One such place is Delmar Boulevard in St Louis where residents on its north side, 95% black, have a life expectancy of 67. A short walk south brings one to a 70% white neighbourhood where this figure metabolizes to 82. The duo of Emanuele Brutti and Piergiorgio Casotti picture this incongruity but, in their visual stroll along Delmar Boulevard, avoid being declaratory. While the statistics are factual statements, their images take on metaphorical meaning. Hence street scenes, rendered with a vividness that bring to mind Eggleston’s early work, announce certitudes in heightened colours only to be undercut by other pictures, in black-and-white, from the north side of the boulevard: a woman’s face in Rembrandtesque shadow cast downwards; a man’s eyes gazing inquiringly upwards; empty rooms with trailing, disconnected wires. Returning to representations in colour, linear road markings and the signs and stop lights of street intersections become a semiotic discourse signalling exclusions and divided spaces.

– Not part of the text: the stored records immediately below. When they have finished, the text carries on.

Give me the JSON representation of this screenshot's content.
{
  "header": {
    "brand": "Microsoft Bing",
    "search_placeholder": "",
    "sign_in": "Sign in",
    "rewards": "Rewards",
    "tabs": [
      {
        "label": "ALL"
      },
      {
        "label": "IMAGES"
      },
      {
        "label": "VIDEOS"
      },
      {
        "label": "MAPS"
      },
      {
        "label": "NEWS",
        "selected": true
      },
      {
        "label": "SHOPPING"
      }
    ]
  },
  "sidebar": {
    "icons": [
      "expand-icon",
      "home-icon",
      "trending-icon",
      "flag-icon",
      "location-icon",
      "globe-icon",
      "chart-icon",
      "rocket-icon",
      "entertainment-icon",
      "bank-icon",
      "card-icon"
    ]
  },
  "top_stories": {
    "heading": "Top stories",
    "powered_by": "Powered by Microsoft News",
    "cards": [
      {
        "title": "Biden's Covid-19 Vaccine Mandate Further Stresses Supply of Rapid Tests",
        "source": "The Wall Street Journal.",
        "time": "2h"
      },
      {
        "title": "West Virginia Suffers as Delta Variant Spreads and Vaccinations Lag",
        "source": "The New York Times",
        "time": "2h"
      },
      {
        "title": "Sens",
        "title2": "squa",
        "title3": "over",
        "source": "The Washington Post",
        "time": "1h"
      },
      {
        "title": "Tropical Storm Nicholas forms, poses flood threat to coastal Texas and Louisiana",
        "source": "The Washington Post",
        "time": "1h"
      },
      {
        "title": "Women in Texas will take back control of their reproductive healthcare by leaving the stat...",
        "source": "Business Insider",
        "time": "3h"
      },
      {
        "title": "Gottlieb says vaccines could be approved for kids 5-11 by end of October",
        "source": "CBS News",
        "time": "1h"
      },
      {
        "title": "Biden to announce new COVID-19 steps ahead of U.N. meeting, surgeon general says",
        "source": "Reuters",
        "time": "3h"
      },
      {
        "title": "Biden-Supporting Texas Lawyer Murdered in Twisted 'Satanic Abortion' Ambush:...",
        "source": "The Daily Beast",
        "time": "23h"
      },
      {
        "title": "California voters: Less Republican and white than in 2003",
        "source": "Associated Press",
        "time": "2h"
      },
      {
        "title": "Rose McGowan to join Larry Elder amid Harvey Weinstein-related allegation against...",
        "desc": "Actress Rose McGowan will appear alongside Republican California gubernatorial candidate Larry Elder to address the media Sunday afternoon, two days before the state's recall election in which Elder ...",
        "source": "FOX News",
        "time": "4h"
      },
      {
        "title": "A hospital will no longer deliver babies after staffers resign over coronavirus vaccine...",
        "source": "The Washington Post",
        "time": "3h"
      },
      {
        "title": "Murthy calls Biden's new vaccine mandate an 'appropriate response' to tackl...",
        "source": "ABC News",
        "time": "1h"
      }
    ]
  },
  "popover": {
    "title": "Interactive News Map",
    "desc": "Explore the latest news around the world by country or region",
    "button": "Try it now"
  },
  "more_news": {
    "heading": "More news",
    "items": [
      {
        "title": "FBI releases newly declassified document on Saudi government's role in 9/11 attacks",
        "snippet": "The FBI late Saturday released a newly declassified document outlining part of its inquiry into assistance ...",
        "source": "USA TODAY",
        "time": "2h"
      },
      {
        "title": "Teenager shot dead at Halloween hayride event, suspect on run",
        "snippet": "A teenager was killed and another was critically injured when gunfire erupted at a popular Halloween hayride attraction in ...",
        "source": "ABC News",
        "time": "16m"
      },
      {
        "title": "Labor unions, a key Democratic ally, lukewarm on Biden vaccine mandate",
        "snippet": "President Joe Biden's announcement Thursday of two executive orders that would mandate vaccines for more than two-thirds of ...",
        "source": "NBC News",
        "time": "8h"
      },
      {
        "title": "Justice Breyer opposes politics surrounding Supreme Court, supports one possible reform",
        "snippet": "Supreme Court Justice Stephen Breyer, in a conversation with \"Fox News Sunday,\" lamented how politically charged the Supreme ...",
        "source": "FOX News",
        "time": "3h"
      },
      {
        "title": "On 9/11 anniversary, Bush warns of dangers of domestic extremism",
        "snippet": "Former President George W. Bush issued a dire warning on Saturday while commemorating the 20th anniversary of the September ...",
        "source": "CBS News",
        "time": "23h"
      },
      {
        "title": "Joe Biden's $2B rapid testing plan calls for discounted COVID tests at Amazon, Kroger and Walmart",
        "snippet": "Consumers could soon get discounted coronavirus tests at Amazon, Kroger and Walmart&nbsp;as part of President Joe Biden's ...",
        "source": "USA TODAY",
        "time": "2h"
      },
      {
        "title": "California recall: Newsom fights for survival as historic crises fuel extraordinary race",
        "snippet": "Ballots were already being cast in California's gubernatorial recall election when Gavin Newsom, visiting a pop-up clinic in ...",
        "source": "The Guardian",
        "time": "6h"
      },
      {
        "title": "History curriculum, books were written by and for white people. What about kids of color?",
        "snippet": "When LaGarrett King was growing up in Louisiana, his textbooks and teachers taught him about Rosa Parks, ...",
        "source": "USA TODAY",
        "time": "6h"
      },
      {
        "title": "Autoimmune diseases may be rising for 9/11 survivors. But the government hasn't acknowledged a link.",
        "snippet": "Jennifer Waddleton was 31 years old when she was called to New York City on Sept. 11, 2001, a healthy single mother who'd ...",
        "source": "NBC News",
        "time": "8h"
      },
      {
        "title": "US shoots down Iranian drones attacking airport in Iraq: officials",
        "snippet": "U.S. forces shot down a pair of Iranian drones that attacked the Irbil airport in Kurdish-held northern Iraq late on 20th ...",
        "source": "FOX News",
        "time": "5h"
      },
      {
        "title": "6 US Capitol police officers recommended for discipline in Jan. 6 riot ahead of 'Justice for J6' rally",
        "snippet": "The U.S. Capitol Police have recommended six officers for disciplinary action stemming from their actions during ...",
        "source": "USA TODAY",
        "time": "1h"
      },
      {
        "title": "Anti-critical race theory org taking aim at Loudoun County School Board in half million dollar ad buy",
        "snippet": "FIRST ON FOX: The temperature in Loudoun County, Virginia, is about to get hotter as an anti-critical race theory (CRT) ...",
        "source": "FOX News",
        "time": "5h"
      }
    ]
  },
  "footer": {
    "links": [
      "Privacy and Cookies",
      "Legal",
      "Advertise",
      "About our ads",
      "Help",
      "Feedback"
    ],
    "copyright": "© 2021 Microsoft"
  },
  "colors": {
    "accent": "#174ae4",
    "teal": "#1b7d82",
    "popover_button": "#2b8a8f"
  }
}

Gregory Halpern’s photographic journey, from the Mojave Desert to the Pacific, mixes lyrical beauty, memorable portraits and uncertain gestures like one of a palm tattooed with seven stars (perhaps referencing the seven states of the U.S. Deep South that ceded to form the Confederacy).

All but one of the book’s photographers are from the USA or residing there and their pictures coalesce to depict moments of indecision and uncertainty. The landscapes and people, adapting to particular geographies, are contoured by home-grown pathologies and the book’s contributors reach towards expressions of the state of a nation. The shared interest in faces and bodies becomes a common grammar that holds together their diverse ways of working with a camera. Vanessa Winship, travelling in the West, Midwest and South of the United States from the UK, is the book’s outsider. Looking from the periphery, the ambiguity and reticence she finds is mirrored in melancholy shades of grey and shifting tonalities.

Where Winship intuits distance and reserve, Curran Hatleberg, born in the USA and living in Baltimore, looks for intimacy and community. He photographs scenes of sociability: preparing for a barbecue, sitting on a car hood for lunch at a workplace, hanging about a gas station or watching a show. Yet they remain fragmentary moments of togetherness that cannot transcend a felt loneliness; in the midst of others, there is a longing in figures that look solitary.

The strange arresting of the ebb and flow of life is something that the book’s nine contributors have in common, epitomised in Kristine Potter’s blending of landscape and portrait on rugged terrain in Colorado. Her sense there of a yearning for groundedness, jeopardized by vulnerability and uncertainty, a need for contact and wounds to be healed, becomes both prescient of a present plight and a seemingly permanent condition of untethered Americanness.